ASTANA – Nazarbayev University Professor Dr. Zhumabai Bakenov and his team have developed a lithium-sulfur battery with 10-fold the capacity of a regular battery.
“The lithium-sulfur battery was invented back in the 1960s. But it was not promoted well and people forgot about it. Nowadays, there is at least one group of scientists in almost every university around the world that is working on this type of battery,” Bakenov noted.
“The theoretical capacity of lithium-ion batteries currently being used in cell phones is 150 milliamp-hours per gramme, whereas that of lithium-sulfur batteries is 1670 milliamp-hours per gramme. We have already achieved this capacity, developed it, obtained a patent, reported on it and published our findings,” Bakenov added.
Bakenov stated that the cathode that was used in the battery was the vital issue. “It all comes from the cathode,” he said, adding that there was a persistent “safety problem” that the team had been constantly working on.
Several companies have already showed their interest in the invention according to Nazarbayev University Technological Park (TechnoPark) director Diyaz Baiseitov, but they will have to wait until the research is completed.
“These batteries are eco-friendly because they are based on an aqueous electrolyte. Besides, they have a very long lasting charge, longer than that of any battery currently on the market, whether they are alkaline batteries or lead-acid batteries. They are cheaper to produce. Consumers find this very attractive,” Baiseitov said.
“Take Samruk-Energo, for instance. It’s our renewable energy giant. Storage of generated renewable energy is a big problem now. The energy is generated while the sun is shining during the day or while the wind is blowing, but after that, at night, a good battery is needed. That is why systems for electricity accumulation for electromotives, renewable energy generating devices and large generating facilities are in high demand,” he said.
Bakenov used to work on various research projects in Japan and Canada for almost 10 years before his repatriation back to Kazakhstan in 2011. He holds the 2010 Award of the Ceramic Society of Japan for work on ceramics for energy storage.
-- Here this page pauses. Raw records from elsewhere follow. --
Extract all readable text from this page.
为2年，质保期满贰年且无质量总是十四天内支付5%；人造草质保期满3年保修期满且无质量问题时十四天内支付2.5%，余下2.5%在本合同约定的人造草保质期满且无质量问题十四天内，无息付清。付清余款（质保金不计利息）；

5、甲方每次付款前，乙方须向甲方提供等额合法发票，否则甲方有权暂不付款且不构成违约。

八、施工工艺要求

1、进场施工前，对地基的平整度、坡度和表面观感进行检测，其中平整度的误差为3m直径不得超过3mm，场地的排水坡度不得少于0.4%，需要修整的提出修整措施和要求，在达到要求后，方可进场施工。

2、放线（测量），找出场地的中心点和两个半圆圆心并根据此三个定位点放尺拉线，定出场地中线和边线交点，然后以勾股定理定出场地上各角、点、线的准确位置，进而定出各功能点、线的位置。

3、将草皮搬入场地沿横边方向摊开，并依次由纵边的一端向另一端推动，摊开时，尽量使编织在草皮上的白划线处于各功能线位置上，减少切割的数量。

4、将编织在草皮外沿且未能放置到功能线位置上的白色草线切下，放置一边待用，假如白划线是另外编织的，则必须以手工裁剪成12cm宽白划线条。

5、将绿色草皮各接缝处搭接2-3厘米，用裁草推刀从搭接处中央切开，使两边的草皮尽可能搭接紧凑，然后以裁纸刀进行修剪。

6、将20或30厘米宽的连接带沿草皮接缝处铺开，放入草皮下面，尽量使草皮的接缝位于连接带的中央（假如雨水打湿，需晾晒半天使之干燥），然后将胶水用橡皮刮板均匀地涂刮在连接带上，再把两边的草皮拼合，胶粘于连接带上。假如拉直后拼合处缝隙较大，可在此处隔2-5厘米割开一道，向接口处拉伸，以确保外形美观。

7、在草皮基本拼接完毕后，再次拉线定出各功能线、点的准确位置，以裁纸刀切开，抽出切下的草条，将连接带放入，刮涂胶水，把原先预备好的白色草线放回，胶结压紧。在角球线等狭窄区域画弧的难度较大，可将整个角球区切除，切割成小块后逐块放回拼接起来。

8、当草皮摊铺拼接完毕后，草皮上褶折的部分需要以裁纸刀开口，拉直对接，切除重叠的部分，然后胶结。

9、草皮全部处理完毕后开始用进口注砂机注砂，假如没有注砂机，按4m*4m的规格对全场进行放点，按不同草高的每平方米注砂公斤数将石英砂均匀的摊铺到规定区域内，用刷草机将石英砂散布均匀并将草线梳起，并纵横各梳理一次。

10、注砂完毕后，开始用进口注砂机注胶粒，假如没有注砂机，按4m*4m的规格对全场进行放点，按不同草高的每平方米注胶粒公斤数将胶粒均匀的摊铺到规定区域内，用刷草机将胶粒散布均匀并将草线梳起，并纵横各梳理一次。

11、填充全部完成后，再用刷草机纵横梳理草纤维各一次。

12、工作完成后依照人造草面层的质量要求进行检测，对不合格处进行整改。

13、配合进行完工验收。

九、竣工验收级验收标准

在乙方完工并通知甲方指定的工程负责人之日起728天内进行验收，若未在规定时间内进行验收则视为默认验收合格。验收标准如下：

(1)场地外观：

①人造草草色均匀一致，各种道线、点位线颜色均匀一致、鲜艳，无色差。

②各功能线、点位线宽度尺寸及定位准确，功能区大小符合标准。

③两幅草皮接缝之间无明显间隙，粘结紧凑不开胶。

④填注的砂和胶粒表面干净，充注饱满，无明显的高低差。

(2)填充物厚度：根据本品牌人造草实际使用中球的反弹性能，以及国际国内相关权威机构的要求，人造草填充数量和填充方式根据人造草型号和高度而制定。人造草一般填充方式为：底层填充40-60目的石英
He is an active member of the Electrochemical Society (ECS USA), the Electrochemical Society of Japan (ECS-J) and the American Institute of Chemical Engineers (AIChE).
He is now working on advanced techniques for high-energy density materials for renewable energy storage, advanced rechargeable batteries for energy storage and grid connections to renewable energy sources, innovative rechargeable aqueous lithium-ion batteries for large scale energy storage, dense high energy ecologically-friendly batteries for grid connection to renewable sources and electric vehicles and novel collagen and hydroxyapatite scaffolds for the repair of age-related bone and cartilage defects.